The timing of ICE’s filing is particularly striking, as it was published just before a fatal incident in Minneapolis where a Customs and Border Protection (CBP) officer, working on a joint operation with ICE, shot and killed a 37-year-old man. This event has intensified public scrutiny of immigration enforcement tactics and put additional pressure on federal agencies to justify their methods and demonstrate accountability. By quietly seeking to expand its technological capabilities at a time when its physical enforcement actions are under intense public and political fire, ICE appears to be deepening its reliance on less visible but highly invasive forms of digital surveillance. This parallel escalation suggests a strategic decision to augment its on-the-ground operations with a powerful and less transparent digital dragnet, further insulating its investigative methods from public view while simultaneously expanding their scope and power.
The Institutionalization of a Surveillance Playbook
The evidence made it clear that ICE had systematically and openly moved to incorporate the tools of the commercial ad tech industry into its core investigative framework.
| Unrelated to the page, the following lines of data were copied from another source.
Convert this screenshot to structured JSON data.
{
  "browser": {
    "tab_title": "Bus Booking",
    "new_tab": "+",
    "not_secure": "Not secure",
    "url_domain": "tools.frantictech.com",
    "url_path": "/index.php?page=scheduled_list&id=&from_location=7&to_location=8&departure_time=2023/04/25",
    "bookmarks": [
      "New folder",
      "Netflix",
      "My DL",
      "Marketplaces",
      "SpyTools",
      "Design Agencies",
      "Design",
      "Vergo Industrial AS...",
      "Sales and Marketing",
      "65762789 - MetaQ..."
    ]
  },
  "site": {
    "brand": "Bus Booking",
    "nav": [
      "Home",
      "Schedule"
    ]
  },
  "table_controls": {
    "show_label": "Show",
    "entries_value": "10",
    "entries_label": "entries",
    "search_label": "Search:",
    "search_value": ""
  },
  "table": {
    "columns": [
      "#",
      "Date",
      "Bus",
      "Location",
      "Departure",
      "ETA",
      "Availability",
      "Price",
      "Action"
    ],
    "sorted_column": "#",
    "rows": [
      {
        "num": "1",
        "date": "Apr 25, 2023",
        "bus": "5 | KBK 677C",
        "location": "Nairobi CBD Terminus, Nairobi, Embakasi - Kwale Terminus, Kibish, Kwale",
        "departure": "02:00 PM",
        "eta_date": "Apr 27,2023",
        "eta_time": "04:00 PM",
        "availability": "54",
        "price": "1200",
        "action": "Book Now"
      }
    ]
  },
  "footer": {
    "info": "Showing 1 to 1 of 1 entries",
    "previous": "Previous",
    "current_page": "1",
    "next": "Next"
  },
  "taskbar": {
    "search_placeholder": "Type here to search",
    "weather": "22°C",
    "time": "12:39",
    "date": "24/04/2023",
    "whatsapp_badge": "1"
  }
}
The agency’s Request for Information was not merely an inquiry but a definitive signal that the trend of law enforcement bypassing warrant requirements by purchasing commercially available data was accelerating and becoming institutionalized. This development created a direct conflict between the rapid, unregulated evolution of surveillance technology and the much slower, more deliberate pace of privacy law and constitutional protections. The future of digital privacy and civil liberties in the United States ultimately depended on whether legislative bodies would intervene to close the commercial data loophole before it became the standard, accepted playbook for federal law enforcement investigations nationwide.